His body trembled, not the fine tremor of previous crises, but violent, whole-body shaking, the physiological expression of a system at war with itself.
"Canyon." Jace's voice was calm. He didn't know where the calm came from, it wasn't earned, wasn't natural, was maybe something the mountain had lent him for the occasion, the way a parent gives a child a flashlight in the dark. "Canyon. I'm here. I'm here and you can hear me."
The teeth pressed harder. A bead of something warm ran down Jace's neck, not blood, not yet, but close, a clear fluid that might have been the pre-venom Lucien had described, the bonding compound leaking from glands that were in full autonomous engagement.
The smell of it was sharp, chemical, almost floral, and it burned against Jace's skin with a heat that was not pain but was adjacent to it, a threshold sensation that lived on the border between ecstasy and injury.
"You stopped in the forest. You stopped on the cliff. You stop every time. Because you're not the mechanism, Canyon. You're the man who fights it."
The trembling intensified. Canyon's grip on Jace's arms tightened to the point of pain, not intentional pain, but the overflow of a body maxing out its systems, redirecting the force that wanted to go into the bite into the grip instead.
His breath came in sharp, strangled gasps.
His eyes were squeezed shut, the silver burning through the lids.

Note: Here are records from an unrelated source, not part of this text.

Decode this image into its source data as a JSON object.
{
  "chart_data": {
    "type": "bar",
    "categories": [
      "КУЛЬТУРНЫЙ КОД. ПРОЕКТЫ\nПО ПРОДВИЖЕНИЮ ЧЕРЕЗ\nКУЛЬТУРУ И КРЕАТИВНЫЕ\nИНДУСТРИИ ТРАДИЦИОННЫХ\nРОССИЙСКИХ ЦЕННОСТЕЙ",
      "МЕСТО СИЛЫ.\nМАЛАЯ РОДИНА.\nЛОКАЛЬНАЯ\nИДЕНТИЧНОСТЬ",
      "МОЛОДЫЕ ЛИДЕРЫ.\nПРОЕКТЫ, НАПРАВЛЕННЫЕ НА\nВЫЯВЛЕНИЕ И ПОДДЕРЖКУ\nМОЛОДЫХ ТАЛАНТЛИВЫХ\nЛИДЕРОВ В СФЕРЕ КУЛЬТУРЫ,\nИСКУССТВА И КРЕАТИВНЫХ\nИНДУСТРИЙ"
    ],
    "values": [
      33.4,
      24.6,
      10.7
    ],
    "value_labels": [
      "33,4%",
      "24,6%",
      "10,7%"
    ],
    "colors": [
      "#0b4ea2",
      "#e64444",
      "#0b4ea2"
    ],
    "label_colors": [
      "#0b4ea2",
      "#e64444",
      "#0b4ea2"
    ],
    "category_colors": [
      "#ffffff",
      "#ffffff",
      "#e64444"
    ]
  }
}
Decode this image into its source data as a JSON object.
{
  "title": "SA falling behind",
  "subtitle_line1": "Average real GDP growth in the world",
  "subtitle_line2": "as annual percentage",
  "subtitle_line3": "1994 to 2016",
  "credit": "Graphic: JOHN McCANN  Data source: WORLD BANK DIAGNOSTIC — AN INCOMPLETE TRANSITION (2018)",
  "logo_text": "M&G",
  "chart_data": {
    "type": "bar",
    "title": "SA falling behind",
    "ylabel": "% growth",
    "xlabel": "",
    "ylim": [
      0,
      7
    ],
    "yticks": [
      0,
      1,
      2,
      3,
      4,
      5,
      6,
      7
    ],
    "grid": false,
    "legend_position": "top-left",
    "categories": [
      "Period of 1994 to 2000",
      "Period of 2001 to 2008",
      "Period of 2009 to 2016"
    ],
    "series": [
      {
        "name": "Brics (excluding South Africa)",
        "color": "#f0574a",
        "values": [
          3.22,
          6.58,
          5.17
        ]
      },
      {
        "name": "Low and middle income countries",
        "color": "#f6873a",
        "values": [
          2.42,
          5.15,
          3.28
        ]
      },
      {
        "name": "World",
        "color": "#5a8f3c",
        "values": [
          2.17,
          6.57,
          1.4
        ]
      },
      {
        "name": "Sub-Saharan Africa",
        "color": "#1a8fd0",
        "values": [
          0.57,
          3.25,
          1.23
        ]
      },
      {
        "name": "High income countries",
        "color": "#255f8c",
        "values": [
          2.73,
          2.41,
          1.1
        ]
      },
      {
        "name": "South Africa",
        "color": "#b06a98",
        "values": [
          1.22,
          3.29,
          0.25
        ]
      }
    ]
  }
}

And then, slowly, agonizingly, with a visible effort that looked like it was tearing him apart at the molecular level—Canyon's mouth pulled back.
Millimeter by millimeter. The canines withdrawing from the skin, the points leaving shallow impressions that filled with blood-tinted fluid and then closed, and the space between teeth and throat widened from nothing to an inch to six inches to a foot, each increment a victory won against an enemy that lived inside Canyon's own body.
He released Jace's arms. Staggered backward. Hit the river bank and fell to his knees in the shallow water, and the sound he made—
The sound he made was the worst thing Jace had ever heard.
It was not a scream. It was not a cry. It was the sound of a creature in absolute horror, at itself, at what it had almost done, at the razor-thin margin between love and destruction that it had just walked and had, by the breadth of a synapse, not fallen from.
It was the sound of a man who had looked into the face of the person he loved and seen, reflected in those eyes, the monster he had spent three centuries trying to bury.
Canyon pressed his hands to his face. His body convulsed with dry, wracking sobs that produced no tears, vampires don't cry, Jace realized with a sadness that was its own kind of wound, but the grief was so total, so physical, that it didn't need tears.
It expressed itself in the shaking of shoulders, in the clenching of fists, in the ancient, broken creature kneeling in a river and coming apart at the seams.
"Don't." Jace's voice was steady. He waded to where Canyon knelt, the water running red around both of them from the gash on his knee, and he knelt too, his hands finding Canyon's, pulling them away from his face. "Don't you dare retreat from this."
"I almost—" Canyon's voice was destroyed. "Jace, I was there. I was at the edge. One more second and I would have—"
"But you didn't. You didn't. That's the only number that matters."